Thirteen years after the one-time cinema in Finsbury Park was closed, a property company is believed to have bought the complex, with plans to relaunch it as London's main live-music centre.

If Laurence Kirschel and Prior, headed by Irishman James Prior, succeeds in its pounds 4m venture, a large number of people in their thirties and forties will be booking the babysitter and heading for what was once considered to be the most important venue for all medium-sized rock bands on their way up, and the truly big names as they descended from the peak.

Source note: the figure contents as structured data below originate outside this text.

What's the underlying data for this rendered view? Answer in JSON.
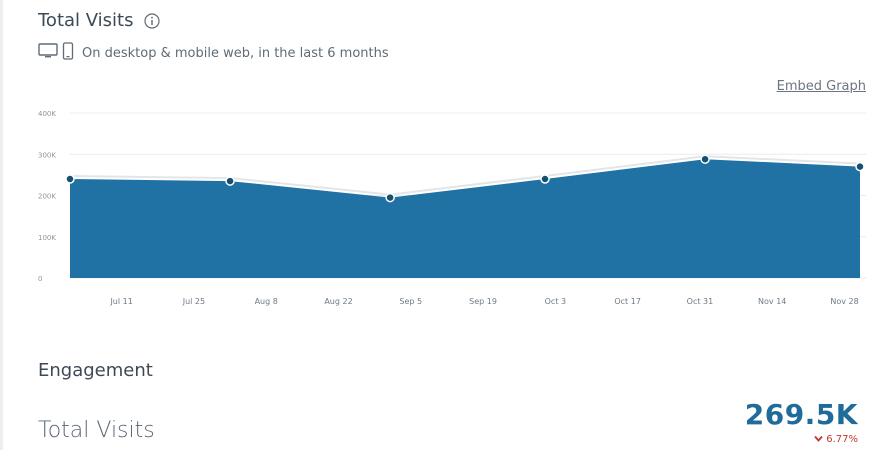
{
  "header": {
    "title": "Total Visits",
    "subtitle": "On desktop & mobile web, in the last 6 months",
    "embed_label": "Embed Graph"
  },
  "icons": {
    "info": "info-icon",
    "desktop": "desktop-icon",
    "mobile": "mobile-icon",
    "change": "chevron-down-icon"
  },
  "colors": {
    "area_fill": "#1f72a3",
    "point_fill": "#14506f",
    "value_text": "#1f6b99",
    "decrease": "#c0392b"
  },
  "chart_data": {
    "type": "area",
    "title": "",
    "xlabel": "",
    "ylabel": "",
    "ylim": [
      0,
      400000
    ],
    "yticks": [
      {
        "value": 0,
        "label": "0"
      },
      {
        "value": 100000,
        "label": "100K"
      },
      {
        "value": 200000,
        "label": "200K"
      },
      {
        "value": 300000,
        "label": "300K"
      },
      {
        "value": 400000,
        "label": "400K"
      }
    ],
    "xticks": [
      "Jul 11",
      "Jul 25",
      "Aug 8",
      "Aug 22",
      "Sep 5",
      "Sep 19",
      "Oct 3",
      "Oct 17",
      "Oct 31",
      "Nov 14",
      "Nov 28"
    ],
    "grid": true,
    "legend": "none",
    "series": [
      {
        "points": [
          {
            "x": "Jul 1",
            "y": 240000
          },
          {
            "x": "Aug 1",
            "y": 235000
          },
          {
            "x": "Sep 1",
            "y": 195000
          },
          {
            "x": "Oct 1",
            "y": 240000
          },
          {
            "x": "Nov 1",
            "y": 288000
          },
          {
            "x": "Dec 1",
            "y": 270000
          }
        ]
      }
    ]
  },
  "engagement": {
    "section_title": "Engagement",
    "metric_label": "Total Visits",
    "metric_value": "269.5K",
    "metric_change": "6.77%"
  }
}
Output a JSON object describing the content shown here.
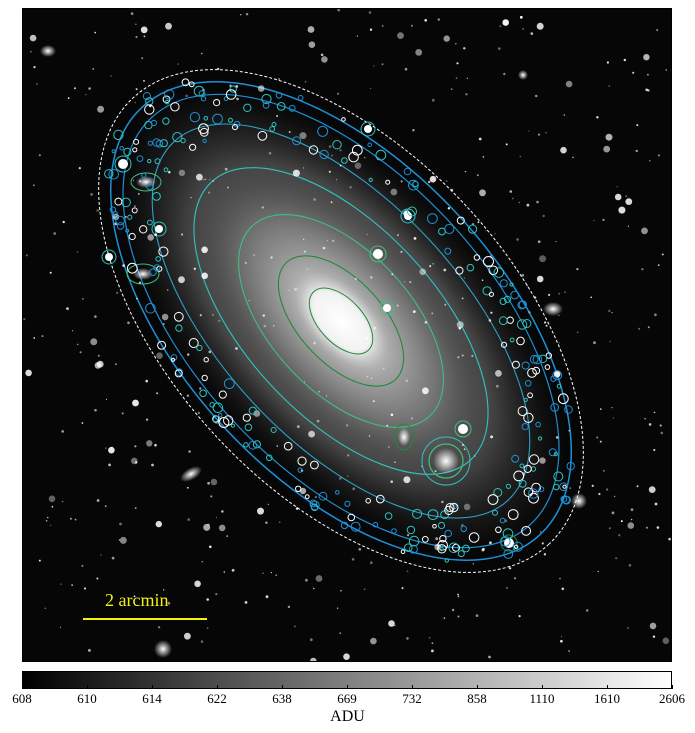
{
  "scale_bar": {
    "label": "2 arcmin",
    "color": "#f2f20a"
  },
  "colorbar": {
    "label": "ADU",
    "ticks": [
      "608",
      "610",
      "614",
      "622",
      "638",
      "669",
      "732",
      "858",
      "1110",
      "1610",
      "2606"
    ]
  },
  "contour_colors": [
    "#ffffff",
    "#1e90d6",
    "#2ec4c0",
    "#3fbf7f",
    "#1f8a3a"
  ]
}
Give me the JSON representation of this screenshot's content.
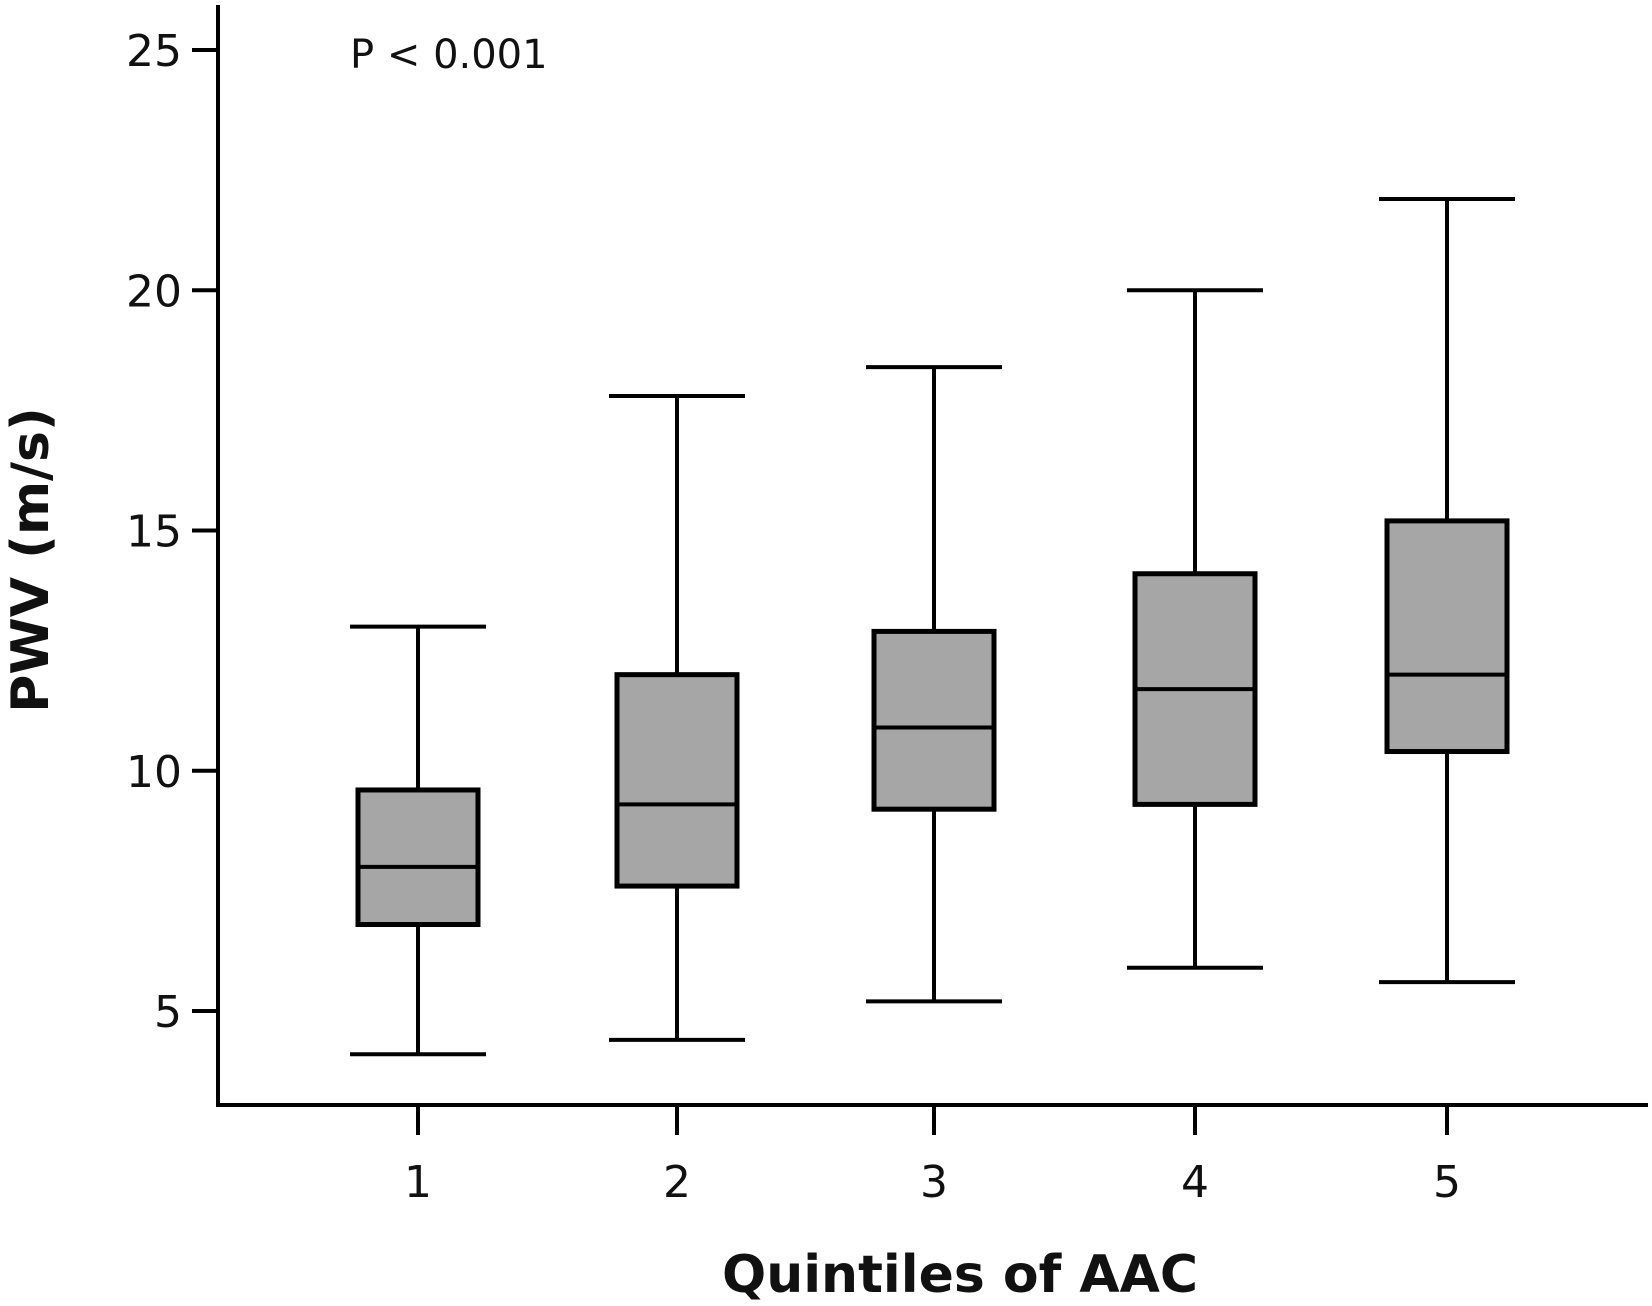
{
  "chart_data": {
    "type": "box",
    "xlabel": "Quintiles of AAC",
    "ylabel": "PWV (m/s)",
    "annotation": "P < 0.001",
    "ylim": [
      3,
      26
    ],
    "yticks": [
      5,
      10,
      15,
      20,
      25
    ],
    "categories": [
      "1",
      "2",
      "3",
      "4",
      "5"
    ],
    "boxes": [
      {
        "category": "1",
        "min": 4.1,
        "q1": 6.8,
        "median": 8.0,
        "q3": 9.6,
        "max": 13.0
      },
      {
        "category": "2",
        "min": 4.4,
        "q1": 7.6,
        "median": 9.3,
        "q3": 12.0,
        "max": 17.8
      },
      {
        "category": "3",
        "min": 5.2,
        "q1": 9.2,
        "median": 10.9,
        "q3": 12.9,
        "max": 18.4
      },
      {
        "category": "4",
        "min": 5.9,
        "q1": 9.3,
        "median": 11.7,
        "q3": 14.1,
        "max": 20.0
      },
      {
        "category": "5",
        "min": 5.6,
        "q1": 10.4,
        "median": 12.0,
        "q3": 15.2,
        "max": 21.9
      }
    ],
    "colors": {
      "box_fill": "#a6a6a6",
      "stroke": "#000000"
    },
    "grid": false,
    "legend": "none"
  }
}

The Rolling Stones, for instance, were not Rainbow people, but Eric Clapton played there during his period of rehabilitation. The Osmond Brothers were there in 1973, provoking a riot by 6,000 hysterical girls who failed to get tickets. Rod Stewart kicked footballs into the audience and Steely Dan are part of the folklore.

But it wasn't just the music that stirred the blood. Regulars during this period point to the bizarre juxtaposition of the drugs and the mosaic halls, the Woodstock-inspired sense of collective dissipation and the opulent fountains of the 1930s building.

It was a different era towards the end when punk rock reared its head.

Converting the art deco foyer into a nightclub may not appeal to those with longer memories, but few who remember Nat King Cole and such ilk will be able to resist at least one more return trip to their dissolute past.